Ariel Glenn & David Millman
Columbia University
ABSTRACT.We describe the construction of access management "broker" software for web-based services in a university setting. The broker works with an existing institutional ID and directory infrastructure, permits delivery of complex remote services from providers outside of the home organization, and provides user attributes to remote service providers. We discuss ways in which the broker might be used to develop a cross-organizational access management system.
1. INTRODUCTION.
Cross-organizational access management for web-based resources has emerged as a topic of great interest among many information consuming institutions and information resource providers. These organizations wish, as precisely and as flexibly as possible, to enable access to particular networked resources to particular members of institutional consumer communities. Access should be simple for the user, should guarantee a large measure of privacy to the user, should not depend entirely on the user's location or network address but rather on the user's membership in appropriate communities, and should provide management and demographic information to institutional consumer administrators and to resource providers. Here, we will describe several architectural models for such cross-organizational access management services now under development at Columbia University.
A flexible and robust access management service is more than a technical architecture; it must address a number of other difficult issues, including policy and infrastructure considerations, deployment of technology in an uncertain market and broad consensus and development of standards among key players. Clifford Lynch [Lyn98] has recently provided an excellent summary and discussion of the issues and the state of the art in cross-organizational authentication and access management. While we will touch on many of these issues as they pertain to our motivation and our work, we refer the interested reader to Lynch's comprehensive and thoughtful document for additional context.
We will discuss below the history of our institutional access management systems and our motivation for our current work; we will describe our proposed architecture models; we will discuss some outstanding issues out of the scope of our proposal; and we will indicate the directions we feel are appropriate next steps or areas requiring new research.
2. HISTORY and MOTIVATION
Two technical infrastructure components are minimally required for an institutional access management system: the ability of a user to obtain an identity on the network, known as authentication; and the ability to correlate a user's identity with rights and permissions to use various services, called authorization.

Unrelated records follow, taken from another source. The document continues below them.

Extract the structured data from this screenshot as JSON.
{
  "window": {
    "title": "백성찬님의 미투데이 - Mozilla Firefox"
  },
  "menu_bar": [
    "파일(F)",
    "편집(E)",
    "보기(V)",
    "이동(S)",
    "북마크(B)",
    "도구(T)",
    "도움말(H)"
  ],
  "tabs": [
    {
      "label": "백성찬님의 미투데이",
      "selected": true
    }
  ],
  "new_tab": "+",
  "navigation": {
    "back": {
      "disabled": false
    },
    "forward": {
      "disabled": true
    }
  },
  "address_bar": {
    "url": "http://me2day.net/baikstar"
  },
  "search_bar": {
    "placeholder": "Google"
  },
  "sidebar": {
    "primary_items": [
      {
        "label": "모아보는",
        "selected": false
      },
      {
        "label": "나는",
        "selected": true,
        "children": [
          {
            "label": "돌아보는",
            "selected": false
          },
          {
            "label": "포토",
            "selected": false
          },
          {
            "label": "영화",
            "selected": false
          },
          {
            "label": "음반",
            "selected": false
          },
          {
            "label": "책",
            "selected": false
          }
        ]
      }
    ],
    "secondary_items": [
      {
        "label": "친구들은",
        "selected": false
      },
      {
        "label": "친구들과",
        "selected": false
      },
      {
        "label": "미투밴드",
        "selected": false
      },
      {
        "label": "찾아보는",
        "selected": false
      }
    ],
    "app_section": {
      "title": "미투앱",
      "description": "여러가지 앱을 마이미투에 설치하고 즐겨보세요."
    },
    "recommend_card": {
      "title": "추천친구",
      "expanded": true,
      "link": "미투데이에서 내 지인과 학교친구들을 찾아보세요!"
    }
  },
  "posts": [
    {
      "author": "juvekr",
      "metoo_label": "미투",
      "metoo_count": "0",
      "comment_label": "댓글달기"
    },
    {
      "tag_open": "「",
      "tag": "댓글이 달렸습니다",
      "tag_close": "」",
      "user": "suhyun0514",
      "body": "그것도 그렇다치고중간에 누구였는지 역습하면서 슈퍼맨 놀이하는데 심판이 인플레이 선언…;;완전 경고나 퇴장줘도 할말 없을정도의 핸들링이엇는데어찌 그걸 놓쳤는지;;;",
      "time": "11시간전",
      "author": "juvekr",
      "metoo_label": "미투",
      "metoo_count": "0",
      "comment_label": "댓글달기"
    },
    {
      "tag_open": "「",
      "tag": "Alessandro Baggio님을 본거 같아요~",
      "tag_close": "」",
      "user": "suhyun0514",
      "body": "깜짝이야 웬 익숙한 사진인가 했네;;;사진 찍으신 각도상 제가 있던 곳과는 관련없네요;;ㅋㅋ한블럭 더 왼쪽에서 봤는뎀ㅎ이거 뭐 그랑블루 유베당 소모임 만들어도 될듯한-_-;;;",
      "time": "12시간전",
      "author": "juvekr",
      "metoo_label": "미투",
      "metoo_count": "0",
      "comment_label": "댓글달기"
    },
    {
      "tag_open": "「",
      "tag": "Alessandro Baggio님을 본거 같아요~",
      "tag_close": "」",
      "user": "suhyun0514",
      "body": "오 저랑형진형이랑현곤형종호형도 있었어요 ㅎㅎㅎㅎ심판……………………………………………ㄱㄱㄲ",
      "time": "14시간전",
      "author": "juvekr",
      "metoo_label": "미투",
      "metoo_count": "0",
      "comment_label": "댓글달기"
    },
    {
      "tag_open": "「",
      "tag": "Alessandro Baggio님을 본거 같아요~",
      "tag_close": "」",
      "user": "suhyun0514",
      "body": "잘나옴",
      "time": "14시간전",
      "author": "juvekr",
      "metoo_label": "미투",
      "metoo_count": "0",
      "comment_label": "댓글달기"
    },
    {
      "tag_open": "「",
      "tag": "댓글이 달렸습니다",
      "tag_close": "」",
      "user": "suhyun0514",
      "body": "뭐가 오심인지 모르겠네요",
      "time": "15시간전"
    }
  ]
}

Often these two services are combined in simple ways which blur their distinction, such as the UNIX implementation of file permission policy through group membership, "uids" and "gids." More robust and scalable authentication and authorization services may instead arise independently and be supported by special purpose systems rather than as side-effects of particular operating systems or other technology.
Management systems for computer identities at Columbia University began in 1983, by deploying a simple database to consolidate and manage email accounts for a quickly growing population. Over the next several years the process became increasingly automated and complex, with data feeds of potential email users arriving from the personnel and student administrative systems, from affiliate institutions, from the libraries. By 1990 we found our database to be the most authoritative directory of individuals on campus, so we initiated an online "phone book" lookup service. Soon after, we participated in the NYSERnet X.500 directory pilot. We also began an experiment with the Kerberos authentication software [Col92]. Kerberos does not require a directory entry, only a unique identifier for an individual and the person's password. In "pure" Kerberos environments, a "Kerberos login" enables secure network communication within a local jurisdiction, and can be logically decoupled from email accounts or particular timesharing systems. But we did not have such an environment and had no immediate practical use for our Kerberos service.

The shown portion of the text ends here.